We follow this assumption with the fact that in both accounts the environment portrayed was “dark”, so much so that it was the DARKEST… the fourth watch of the night. It was during this time of deep mystical uncertainty that our Lord came to them… striding as Master upon the turbulent water. Jesus thus demonstrated his power over the natural forces of creation… even those that cause death. Note here, that Matthew does not relate that he immediately calmed the waters. The gospel writer instead tells us that the disciples first thought that he was a fearful ghost (Greek - phantasma). Indeed of such horrid ghastly were phenomena, like mermaids, who would lure and drag pre-scientific souls from the nave of their boat into the realm of the sea dragon.
However, in answer to their cry, Jesus walked upon the turbulent water. He drew near and his words echoed perfectly… repeated exactly from Mark’s gospel. Our Lord stated to the Matthean church community going through a dark time of authoritative uncertainty… “Take heart, it is I; have no fear.”
We note with great importance here… that the second part of the story was read initially only to the Matthean church of the late first century. It was written during a time when waves of stress and persecution were growing high for those early Christians. The reading gives credence to my thoughts that this is why the second scene, not found in the other gospels, related the story of Peter’s watery walk. It was told to a church who had inherited the traditions and stories of that great disciple. Matthew told his church of the startling and miraculous event. He wrote about how blessed Peter got out of the boat… and surprisingly walked on water in faith. But consider the mind of the hearer! Even the one upon whom Jesus told he would build his church, soon found the watery tempest is a bit more than his belief could handle.
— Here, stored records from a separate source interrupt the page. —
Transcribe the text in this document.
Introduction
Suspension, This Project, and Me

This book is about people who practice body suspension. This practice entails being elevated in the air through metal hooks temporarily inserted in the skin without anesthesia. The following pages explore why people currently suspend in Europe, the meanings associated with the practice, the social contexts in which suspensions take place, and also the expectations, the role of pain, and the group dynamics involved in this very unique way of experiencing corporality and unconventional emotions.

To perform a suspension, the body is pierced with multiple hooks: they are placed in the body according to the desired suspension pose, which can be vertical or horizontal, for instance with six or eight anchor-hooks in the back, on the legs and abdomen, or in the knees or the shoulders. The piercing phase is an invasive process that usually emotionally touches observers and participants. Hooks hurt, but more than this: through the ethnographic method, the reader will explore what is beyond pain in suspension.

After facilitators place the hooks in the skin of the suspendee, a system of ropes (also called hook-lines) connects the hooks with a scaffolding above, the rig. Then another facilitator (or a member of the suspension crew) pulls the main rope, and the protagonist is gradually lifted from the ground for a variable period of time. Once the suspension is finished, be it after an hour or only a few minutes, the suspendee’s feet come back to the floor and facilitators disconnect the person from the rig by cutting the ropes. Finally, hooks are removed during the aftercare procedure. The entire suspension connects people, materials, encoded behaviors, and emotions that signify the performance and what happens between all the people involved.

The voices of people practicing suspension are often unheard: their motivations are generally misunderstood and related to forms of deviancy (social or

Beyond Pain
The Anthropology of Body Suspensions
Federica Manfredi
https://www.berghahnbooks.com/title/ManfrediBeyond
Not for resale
Yes! Consider now that they were told that even blessed Peter sank and began to drown, but in rather baptismal representation he was rescued from the water by our Lord. Peter, in being bold, found that indeed the Lord is not a vaporous entity, a ghost… but was, and yet still is for them and us… very real and very God. Jesus is not a phantom that lures to death, but is the Son of God who shall soon give the Holy Spirit (Greek - hagios pneumatikos) to those who dare believe. The Holy Spirit is the divine Spirit that is not harmful, but is very God who hovered over the waters of creation at the beginning of all things. The Spirit that Christ Jesus sends is the Spirit that provides those in the church with life eternal through baptism. The story tells each of us, therefore, to hold tightly to the hand of God who comes to us walking on baptismal water! This is the message of Matthew written using the seafaring imagery familiar with the Greco-Roman culture to whom the early church witnessed. The Matthean writer clearly stated that Jesus Christ is Lord over all of creation… even to the point of mastery over nature, drowning, demons, dragons and death. The writer related to us so long ago about our having faith today over against doubt. We then reflect as people who walk in the footsteps of the disciples and know that whenever we think we are failing due to fear, we are called to receive heart and forever proclaim Jesus Christ as Lord. My readers, I offer that of such is the miracle related by Matthew… and it is very good to be found in the nave.”